The FAIR Principle R1.3 states that “(Meta)data meet domain-relevant Community standards”. This is the only explicit reference in the FAIR Principles to the role played by domain-specific communities in FAIR. It is interesting to note that an advanced, online, automated, FAIR maturity evaluation system [22] did not attempt to implement a maturity indicator for FAIR Principle R1.3. It was not obvious during the development of the evaluator system how to test for “domain-relevant Community standards” as there exists, in general, no venue where communities publicly and in machine-readable formats declare data and metadata standards, and other FAIR practices. We propose the existence of a valid, machine-actionable FIP be adopted as a maturity indicator for FAIR Principle R1.3.

3.2 Related Work

Although the FAIR Guiding Principles are numerously cited (~3000 citations of [1]) and strongly supported by the EOSC initiative to push Europe towards a culture of open research, there are currently no broadly accepted FAIR solutions. Most of the work today is on the topic of FAIR data assessment approaches, be it quantitative measurements with Maturity Indicator tests [22] or qualitative assessment tools like those from DANS [23], CSIRO [24] or from the RDA FAIR Data Maturity Model Working Group [25]. Relevant work on the uptake of good FAIR practices is being driven by the FAIRsFAIR project that issued FAIR semantic recommendations recently [26]. Also, standardization efforts such as the CoreTrustSeal certification procedures [27] will leverage the adoption of FAIR data management practices for trustworthy data repositories.

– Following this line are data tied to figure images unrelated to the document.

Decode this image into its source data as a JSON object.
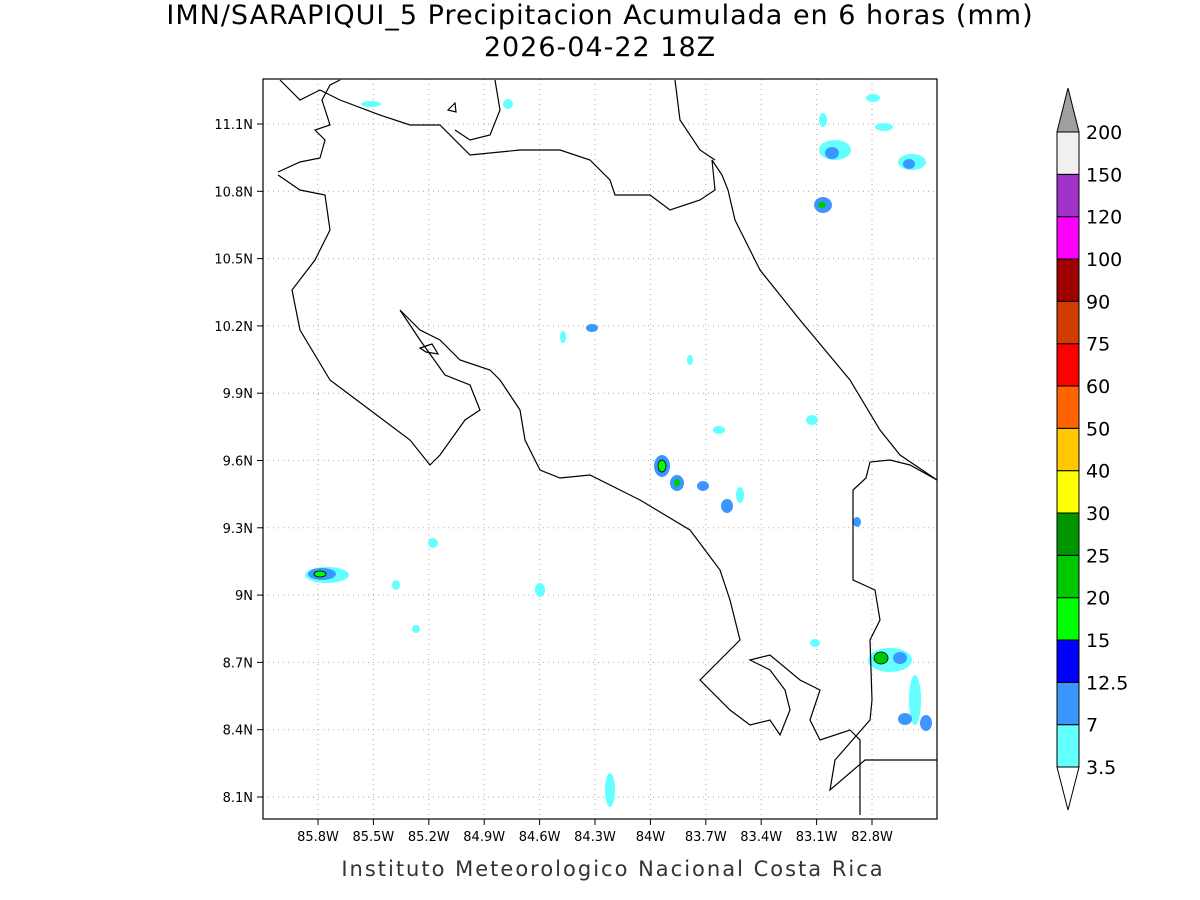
{
  "title": "IMN/SARAPIQUI_5 Precipitacion Acumulada en 6 horas (mm)",
  "subtitle": "2026-04-22 18Z",
  "lon_ticks": [
    "85.8W",
    "85.5W",
    "85.2W",
    "84.9W",
    "84.6W",
    "84.3W",
    "84W",
    "83.7W",
    "83.4W",
    "83.1W",
    "82.8W"
  ],
  "lat_ticks": [
    "11.1N",
    "10.8N",
    "10.5N",
    "10.2N",
    "9.9N",
    "9.6N",
    "9.3N",
    "9N",
    "8.7N",
    "8.4N",
    "8.1N"
  ],
  "colorbar": {
    "levels": [
      "3.5",
      "7",
      "12.5",
      "15",
      "20",
      "25",
      "30",
      "40",
      "50",
      "60",
      "75",
      "90",
      "100",
      "120",
      "150",
      "200"
    ],
    "colors": [
      "#ffffff",
      "#64ffff",
      "#3c96ff",
      "#0000ff",
      "#00ff00",
      "#00c800",
      "#009600",
      "#ffff00",
      "#ffc800",
      "#ff6400",
      "#ff0000",
      "#d23c00",
      "#a00000",
      "#ff00ff",
      "#a032c8",
      "#f0f0f0",
      "#a0a0a0"
    ]
  },
  "footer": "Instituto Meteorologico Nacional Costa Rica"
}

As for the tools, in [28], the authors analysed and commented on the current trends and convergence in data management tools with respect to FAIR data stewardship and machine-actionability.

Other attempts are trying to foster harmonisation on specific aspects of the FAIR Principles, or focus on a specific domain. The project ENVRI-FAIR emphasizes the need to implement common FAIR policies and interoperability solutions across environmental research infrastructures. One way to foster convergence is to provide technical demonstrators for research infrastructures that adopt FAIR implementations offered by others [29]. The RDA I-ADOPT WG is developing on Interoperability Framework for seamless cross-domain terminology alignment for observable property descriptions [30]. In an effort to support and harmonise metadata applications toward FAIR, the GO FAIR initiative has launched a systematic and scalable approach to the creation of machine-actionable metadata called Metadata for Machines (M4M) Workshops [31]. As such, the FIP approach is novel in the sense that it offers a transparent vehicle for very specific, yet open and flexible Community-based solutions for each of the FAIR Principles.

4 Conclusion

FIP creation is not a goal in itself. The ultimate objective is to accelerate convergence onto widespread FAIR implementations. This calls also for a coordinated effort to create an agreed compilation of FAIR-Enabling Resources. The practical testing and uptake of the FIP conceptual model and its supporting tools signals promising applications across a broad spectrum of knowledge domains: from environmental sciences, like in ENVRI-FAIR using the FIP approach in its recurring FAIR assessment evaluation [9] to life sciences with the GO FAIR Virus Outbreak Data Network (VODAN Implementation Network), which has now published its version 1.0 FIP [10, 11]. FIP creation also features prominently in a series of hackathons leading up to the GO FAIR/CODATA Convergence Symposium 2020 [32] where five diverse communities attempt to demonstrate FIP-mediated FAIR convergence.